FXB in Burundi by Albina du Boisrouvray
FXB in Burundi
The mission of FXB, which I founded in 1989 (and which bears the initials of my late son François-Xavier Bagnoud), is to find innovative solutions to defend and remedy the forgotten causes of people in forgotten places.
In 1991, reality showed us that fragmented aid is not a sufficient solution to break the vicious circle of extreme poverty, hence our global and holistic approach.
In Uganda and as early as 1991, we also found that in situations of extreme poverty, providing only a working tool, called an “income-generating activity”, by means of microcredit alone, did not lift the people concerned out of extreme poverty.
So what could be more natural than to also invest in a small business in the local economy, surrounding it with access to the basic rights of housing, food, health care, education, drinking water, as FXB did for all its other programs. Putting Harvard’s Dr. Jonathan Mann’s public health paradigm into action, i.e. the link between Health and Human Rights.
With the immediate addition of a working tool in 1991, a development paradigm emerged which in three years enabled the 80 families in the programme concerned to move from absolute poverty to social and economic independence, to protect their children and provide them with a future. An integrated response that addresses the multi-dimensional causes of this extreme poverty.

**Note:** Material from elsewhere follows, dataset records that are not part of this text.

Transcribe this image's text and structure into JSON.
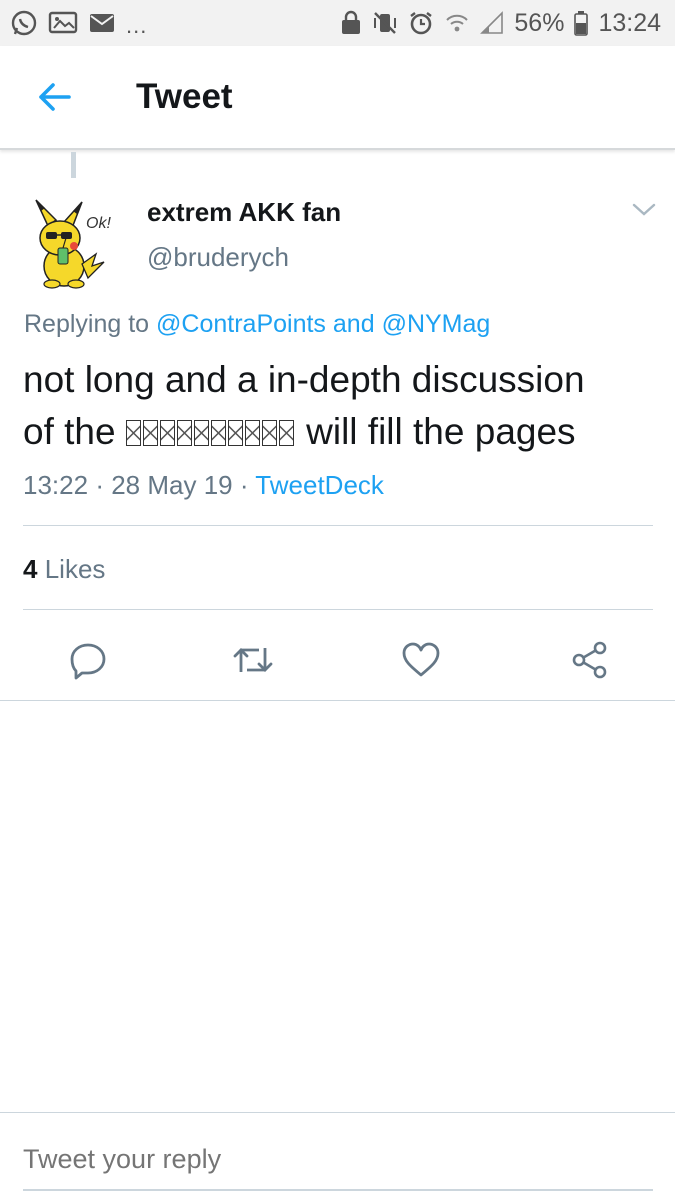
{
  "status_bar": {
    "overflow": "...",
    "battery": "56%",
    "time": "13:24",
    "icons_left": [
      "whatsapp-icon",
      "image-message-icon",
      "mail-icon"
    ],
    "icons_right": [
      "lock-icon",
      "mute-vibrate-icon",
      "alarm-icon",
      "wifi-icon",
      "signal-icon",
      "battery-icon"
    ]
  },
  "header": {
    "title": "Tweet",
    "back_icon": "arrow-left-icon",
    "accent": "#1da1f2"
  },
  "tweet": {
    "avatar_badge": "Ok!",
    "display_name": "extrem AKK fan",
    "handle": "@bruderych",
    "replying_prefix": "Replying to",
    "mention_1": "@ContraPoints",
    "mention_joiner": "and",
    "mention_2": "@NYMag",
    "text_line_1": "not long and a in-depth discussion",
    "text_before_glyphs": "of the ",
    "text_after_glyphs": " will fill the pages",
    "unrendered_glyph_count": 10,
    "time": "13:22",
    "date": "28 May 19",
    "separator": "·",
    "client": "TweetDeck",
    "likes_count": "4",
    "likes_label": "Likes"
  },
  "actions": [
    "reply-icon",
    "retweet-icon",
    "like-icon",
    "share-icon"
  ],
  "reply_bar": {
    "placeholder": "Tweet your reply"
  },
  "colors": {
    "link": "#1da1f2",
    "secondary_text": "#657786",
    "divider": "#ccd6dd"
  }
}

FXB has helped 18 million people since 1991
We have been, since 1991, the preliminary and preparatory stage for microcredit.
Since that time and with the VillageFXB program, we have taken 85,000 people out of extreme poverty and for nearly thirty years, through all the FXB Foundation and Association programs combined, the lives of 18 million people have been impacted in one way or another.
In Burundi, we started working with FXB Villages in the capital city of Bujumbura where we met the most forgotten and marginalized communities: the Pygmies.
By Pygmy, we mean this people of small height, gatherers and hunters, scattered throughout the equatorial forests of Central Africa. In Bantu language, they are called Batwa.
A poverty-stricken and destitute community in Burundi, forgotten on all levels: 1% of the total population, whereas Tutsis and Hutus account for 14% and 85% of the population respectively.
Despite government legislation, they continue to live under stigma and discrimination, and their social inferiority is a profound attack against their dignity.
90% of Burundians live from agriculture and animal farming. The problem is that the Batwa consider their right to land as collective! But in Burundi this right is not recognized. And land is scarce, with 437 inhabitants per square kilometre!
To top it all off, the land laws in force, dating from the colonial era, base the protection of customary rights on the visible occupation of these lands. The hunter-gatherer peoples leave very few visible signs, which gives the appearance that these lands are unoccupied, which are described as vacant and therefore devoted to public use or ceded to private individuals.
Batwas are marginalized by other ethnicities
These Batwa, considered as dirty animals, have to settle in seclusion, at the edge of the forests or in the valleys. They make their living from pottery in rural areas. But this trade, like that of forging or weaving mats, is no longer relevant. Some, they say, continue to make pottery so as not to forget a traditional craft. But most of them started working as labourers in the fields of well-to-do peasants, for a little food or a meager salary, a working situation similar to that of Syrian refugees in Lebanese rural camps today.
This inadequate remuneration is another form of exploitation of the Batwa of Burundi by other ethnic groups.
The fact that they are not treated equally is visible during celebrations such as weddings. This celebration involves sharing food and drink. The Batwa eat separately and drink separately, as the other ethnic groups do not allow them to get too close to them or to touch cooking utensils or cutlery.
Mixed marriages are unimaginable…
Very recently, thing have started to change.
Indigenous Batwa organizations have been actively organizing themselves for the respect of the rights of indigenous peoples, the respect of their territories and the search for models of development and conservation. From this was born “Uniproba” (Unite for the promotion of the Batwa) and the concession of three seats in Parliament and three in the Senate with the hope one day of being part of the country’s management commissions. This is a small but encouraging step forward.
In Buterere, in the suburbs of Bujumbura in Burundi where we have set up FXBVillages, there is a site called Nyarumanga, 90% of which is inhabited by the Batwa community.
These people with no source of income are reduced to collecting food and garbage from the Buterere garbage dump.
Among the 400 households on this site, about 20 Batwa families have been chosen by FXB to help them get by.
Dorothée is one of them.
She told us her story in tears.
This family fully met the eligibility criteria.
And from a daily life of survival on a mountain of garbage, Dorothée had access to an income-generating activity. She created a small business that meets the needs of the local economy, in which she is now involved, which she is developing with ambition and which allows her to replace FXB, after three years, to provide her children with food, housing, health, education and savings, the five factors whose absence maintains the cycle of extreme poverty.